Desperate For Energy Alternatives, Europe Pours Billions Into Hydrogen Research

Desperate For Energy Alternatives, Europe Pours Billions Into Hydrogen Research

With most of the EU on pins and needles waiting to see if Russia actually turns the gas back on after their maintenance shutdown of Nord Stream 1 this month, the European Commission has approved a 5.4 billion euro package for the research and development of hydrogen power.

Hydrogen is often wrongly hailed as the solution to “climate change” and carbon emissions (which are not a legitimate threat to the planet in any way, as shown by the NOAA’s own temperature data and the mere 1 DEGREE Celsius rise in world temps in the past century).

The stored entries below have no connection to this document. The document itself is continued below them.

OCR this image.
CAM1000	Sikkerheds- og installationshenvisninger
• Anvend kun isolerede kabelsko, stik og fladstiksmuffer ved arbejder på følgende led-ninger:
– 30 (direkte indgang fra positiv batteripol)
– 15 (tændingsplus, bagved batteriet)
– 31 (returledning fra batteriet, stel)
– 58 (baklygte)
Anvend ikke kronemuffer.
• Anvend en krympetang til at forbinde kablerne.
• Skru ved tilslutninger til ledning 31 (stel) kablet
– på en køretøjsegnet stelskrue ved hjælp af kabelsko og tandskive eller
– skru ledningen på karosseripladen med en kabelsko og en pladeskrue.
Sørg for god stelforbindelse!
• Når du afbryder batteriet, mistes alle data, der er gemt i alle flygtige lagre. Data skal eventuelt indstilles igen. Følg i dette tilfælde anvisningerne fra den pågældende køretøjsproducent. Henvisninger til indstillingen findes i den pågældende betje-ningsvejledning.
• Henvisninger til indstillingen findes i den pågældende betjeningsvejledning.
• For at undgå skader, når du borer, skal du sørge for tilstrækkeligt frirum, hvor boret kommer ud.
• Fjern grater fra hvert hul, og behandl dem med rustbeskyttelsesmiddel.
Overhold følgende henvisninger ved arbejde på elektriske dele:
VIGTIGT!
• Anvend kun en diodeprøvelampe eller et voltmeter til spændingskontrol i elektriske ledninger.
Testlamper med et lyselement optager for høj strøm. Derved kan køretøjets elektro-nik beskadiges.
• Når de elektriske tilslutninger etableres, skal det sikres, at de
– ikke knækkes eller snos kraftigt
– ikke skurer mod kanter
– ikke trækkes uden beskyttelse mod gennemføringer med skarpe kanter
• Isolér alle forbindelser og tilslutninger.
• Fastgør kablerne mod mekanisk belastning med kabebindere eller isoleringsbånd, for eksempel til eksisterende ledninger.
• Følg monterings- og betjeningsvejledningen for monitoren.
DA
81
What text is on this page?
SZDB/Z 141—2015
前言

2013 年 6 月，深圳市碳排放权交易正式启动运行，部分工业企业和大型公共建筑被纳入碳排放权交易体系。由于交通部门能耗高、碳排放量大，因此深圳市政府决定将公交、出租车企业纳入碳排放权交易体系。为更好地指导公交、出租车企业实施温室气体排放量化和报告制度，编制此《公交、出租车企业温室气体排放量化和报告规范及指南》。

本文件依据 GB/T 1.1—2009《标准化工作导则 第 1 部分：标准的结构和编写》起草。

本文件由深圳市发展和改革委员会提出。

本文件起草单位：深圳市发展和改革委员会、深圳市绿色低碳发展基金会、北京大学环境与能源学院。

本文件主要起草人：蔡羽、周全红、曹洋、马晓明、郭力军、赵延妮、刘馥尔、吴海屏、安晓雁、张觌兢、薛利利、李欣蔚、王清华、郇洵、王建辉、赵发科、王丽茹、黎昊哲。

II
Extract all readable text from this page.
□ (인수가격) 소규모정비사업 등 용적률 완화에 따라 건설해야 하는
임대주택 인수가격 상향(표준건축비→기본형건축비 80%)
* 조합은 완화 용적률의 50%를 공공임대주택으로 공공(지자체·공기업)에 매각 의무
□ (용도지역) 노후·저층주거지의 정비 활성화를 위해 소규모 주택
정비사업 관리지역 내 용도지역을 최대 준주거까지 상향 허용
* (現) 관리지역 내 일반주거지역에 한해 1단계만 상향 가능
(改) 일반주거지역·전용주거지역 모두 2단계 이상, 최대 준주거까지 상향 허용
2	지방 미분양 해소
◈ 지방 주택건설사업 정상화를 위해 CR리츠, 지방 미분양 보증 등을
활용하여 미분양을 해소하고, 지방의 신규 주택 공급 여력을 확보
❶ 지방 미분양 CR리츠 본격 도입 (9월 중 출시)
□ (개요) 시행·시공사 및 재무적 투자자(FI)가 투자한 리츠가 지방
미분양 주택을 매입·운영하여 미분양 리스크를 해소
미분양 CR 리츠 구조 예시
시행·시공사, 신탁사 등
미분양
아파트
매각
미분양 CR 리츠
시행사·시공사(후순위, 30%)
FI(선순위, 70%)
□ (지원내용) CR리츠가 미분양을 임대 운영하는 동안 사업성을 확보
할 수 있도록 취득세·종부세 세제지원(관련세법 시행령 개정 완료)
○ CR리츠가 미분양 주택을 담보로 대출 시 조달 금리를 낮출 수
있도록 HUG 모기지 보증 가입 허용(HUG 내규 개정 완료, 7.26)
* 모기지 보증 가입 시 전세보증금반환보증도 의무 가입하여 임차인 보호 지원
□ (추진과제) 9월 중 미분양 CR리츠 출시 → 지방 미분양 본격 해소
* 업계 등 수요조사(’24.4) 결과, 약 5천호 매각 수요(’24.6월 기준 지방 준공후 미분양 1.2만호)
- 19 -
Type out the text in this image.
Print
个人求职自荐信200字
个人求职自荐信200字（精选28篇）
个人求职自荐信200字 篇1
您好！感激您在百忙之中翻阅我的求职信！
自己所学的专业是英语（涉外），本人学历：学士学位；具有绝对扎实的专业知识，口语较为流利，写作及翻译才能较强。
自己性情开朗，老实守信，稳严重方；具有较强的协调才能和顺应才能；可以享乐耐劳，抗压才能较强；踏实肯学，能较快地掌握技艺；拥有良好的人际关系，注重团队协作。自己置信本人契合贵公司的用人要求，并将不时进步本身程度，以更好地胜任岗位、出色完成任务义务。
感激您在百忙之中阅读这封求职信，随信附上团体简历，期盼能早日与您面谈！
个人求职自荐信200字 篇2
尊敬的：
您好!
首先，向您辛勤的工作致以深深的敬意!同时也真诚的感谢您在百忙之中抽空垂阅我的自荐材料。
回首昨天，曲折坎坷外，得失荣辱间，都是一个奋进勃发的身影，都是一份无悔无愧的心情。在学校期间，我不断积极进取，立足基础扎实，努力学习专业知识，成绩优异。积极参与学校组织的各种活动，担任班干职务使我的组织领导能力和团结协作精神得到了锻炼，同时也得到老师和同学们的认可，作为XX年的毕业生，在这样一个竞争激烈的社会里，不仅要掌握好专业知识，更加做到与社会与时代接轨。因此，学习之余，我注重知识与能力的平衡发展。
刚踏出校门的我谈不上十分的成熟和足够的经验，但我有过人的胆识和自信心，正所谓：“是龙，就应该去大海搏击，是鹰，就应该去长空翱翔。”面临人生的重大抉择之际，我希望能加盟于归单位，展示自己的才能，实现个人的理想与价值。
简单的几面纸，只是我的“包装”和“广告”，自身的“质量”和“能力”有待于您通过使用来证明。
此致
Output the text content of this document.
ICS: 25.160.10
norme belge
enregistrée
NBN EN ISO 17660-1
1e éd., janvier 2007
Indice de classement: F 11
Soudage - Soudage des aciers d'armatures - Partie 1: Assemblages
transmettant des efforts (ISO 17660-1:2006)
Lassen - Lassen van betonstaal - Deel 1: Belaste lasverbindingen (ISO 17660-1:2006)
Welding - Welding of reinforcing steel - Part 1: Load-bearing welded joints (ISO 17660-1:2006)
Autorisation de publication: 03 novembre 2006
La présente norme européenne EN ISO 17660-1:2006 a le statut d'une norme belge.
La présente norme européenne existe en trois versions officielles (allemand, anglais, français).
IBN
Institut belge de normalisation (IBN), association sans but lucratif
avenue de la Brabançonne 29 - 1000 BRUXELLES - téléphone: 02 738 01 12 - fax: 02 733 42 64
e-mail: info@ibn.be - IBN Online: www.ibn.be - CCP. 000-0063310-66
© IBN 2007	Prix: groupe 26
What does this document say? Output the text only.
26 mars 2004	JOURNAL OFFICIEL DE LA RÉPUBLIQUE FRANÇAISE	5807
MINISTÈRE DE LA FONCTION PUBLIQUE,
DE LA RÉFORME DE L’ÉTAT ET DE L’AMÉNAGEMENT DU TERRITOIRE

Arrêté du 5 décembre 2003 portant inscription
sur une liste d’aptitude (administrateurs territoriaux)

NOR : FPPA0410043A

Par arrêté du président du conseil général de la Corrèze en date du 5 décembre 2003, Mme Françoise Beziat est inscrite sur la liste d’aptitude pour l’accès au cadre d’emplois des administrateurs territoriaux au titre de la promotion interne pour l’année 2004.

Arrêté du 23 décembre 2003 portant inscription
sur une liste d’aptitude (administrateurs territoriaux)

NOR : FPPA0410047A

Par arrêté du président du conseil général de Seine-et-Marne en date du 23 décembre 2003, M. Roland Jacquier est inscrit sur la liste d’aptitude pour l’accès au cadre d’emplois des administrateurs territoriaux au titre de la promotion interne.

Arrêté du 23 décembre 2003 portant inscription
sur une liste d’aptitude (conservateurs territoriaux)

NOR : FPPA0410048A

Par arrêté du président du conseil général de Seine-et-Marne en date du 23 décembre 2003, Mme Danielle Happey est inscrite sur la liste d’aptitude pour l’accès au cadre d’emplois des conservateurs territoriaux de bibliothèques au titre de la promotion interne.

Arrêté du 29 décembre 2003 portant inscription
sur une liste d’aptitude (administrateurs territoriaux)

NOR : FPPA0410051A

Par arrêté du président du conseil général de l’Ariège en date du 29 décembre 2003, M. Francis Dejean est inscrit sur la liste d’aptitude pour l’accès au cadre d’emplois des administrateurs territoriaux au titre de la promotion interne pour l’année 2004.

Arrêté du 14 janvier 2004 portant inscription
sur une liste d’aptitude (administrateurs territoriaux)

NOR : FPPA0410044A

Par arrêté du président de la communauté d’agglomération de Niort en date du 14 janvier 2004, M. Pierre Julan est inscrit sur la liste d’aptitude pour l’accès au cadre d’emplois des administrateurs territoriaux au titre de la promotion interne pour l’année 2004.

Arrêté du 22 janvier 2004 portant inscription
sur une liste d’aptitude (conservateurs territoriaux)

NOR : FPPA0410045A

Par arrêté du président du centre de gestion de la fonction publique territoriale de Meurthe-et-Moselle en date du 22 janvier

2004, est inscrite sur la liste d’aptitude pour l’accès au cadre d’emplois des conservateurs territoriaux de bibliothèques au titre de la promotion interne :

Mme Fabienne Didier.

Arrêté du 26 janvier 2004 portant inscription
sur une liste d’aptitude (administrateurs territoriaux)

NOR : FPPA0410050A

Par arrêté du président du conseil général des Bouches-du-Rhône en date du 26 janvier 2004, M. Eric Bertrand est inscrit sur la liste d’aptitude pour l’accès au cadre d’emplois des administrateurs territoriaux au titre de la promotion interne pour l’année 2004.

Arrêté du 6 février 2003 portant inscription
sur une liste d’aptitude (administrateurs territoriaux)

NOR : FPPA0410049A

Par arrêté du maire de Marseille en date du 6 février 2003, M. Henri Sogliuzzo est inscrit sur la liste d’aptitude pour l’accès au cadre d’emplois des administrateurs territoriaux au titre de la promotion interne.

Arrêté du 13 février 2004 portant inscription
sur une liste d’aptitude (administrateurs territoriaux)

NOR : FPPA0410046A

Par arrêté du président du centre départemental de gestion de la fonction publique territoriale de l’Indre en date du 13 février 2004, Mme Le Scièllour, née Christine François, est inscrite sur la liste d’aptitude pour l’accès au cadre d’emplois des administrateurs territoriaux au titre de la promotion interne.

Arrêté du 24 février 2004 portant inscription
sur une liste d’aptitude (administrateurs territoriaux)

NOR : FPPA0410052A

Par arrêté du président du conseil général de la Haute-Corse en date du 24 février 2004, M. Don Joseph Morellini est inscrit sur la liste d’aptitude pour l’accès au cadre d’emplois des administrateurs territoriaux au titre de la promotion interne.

Hydrogen is a notoriously difficult technology to produce in terms of efficiency.  For hydrogen to be completely green, it must be produced by electrolyzing water, which splits into the H2 and O that it is made of instead of producing extra carbon just like gasoline.  Hydrogen fuel cells consistently prove to be substandard and lose 30% their energy in the process of splitting H2 from Oxygen, on top of the 26% energy loss from transporting the electrolyzing water. 

Why is EU leadership continuing to pursue fairy tale technologies when they already have access to green energy production in the form of nuclear power?  While nuclear power is often demonized by environmentalists, it is an actual “zero emissions” source that is already developed and waiting to be utilized.  If they actually cared about an immediate reduction in carbon output, governments would stop wasting their time and tax dollars on terribly inefficient windmill farms and dream technologies like hydrogen and focus on “clean” energy sources that are already proven.

The primary downside to nuclear power is the cost, which is around $15 billion per plant.  But the EU has already spent $232 billion from 2014 to 2020 on climate change initiatives that have apparently been useless because they are still spreading hysteria about global warming to this day.  They could have built dozens of nuclear plants across Europe in that time and been done with it.    

But, they won’t do that, because climate change movements are not about science, they are about ideology, and part of their ideology is about bringing down industry and undermining capitalism.  Nuclear power doesn’t fit the image and works a little too well for industry, so, they ignore it.  

In the meantime, individual European nations are starting to realize they are being set up for disaster in terms of their economies and their ability to provide heat in the colder months.   Some are returning to trusty standbys like coal as questions about Russian gas supplies linger. 

It appears that the EU is about to be humbled and they are going to have to relearn the nature of priorities.  The biggest priority of all is survival, and almost no one in the population is going to care about carbon emissions or hydrogen power research in the midst of an energy crisis in the dead of winter.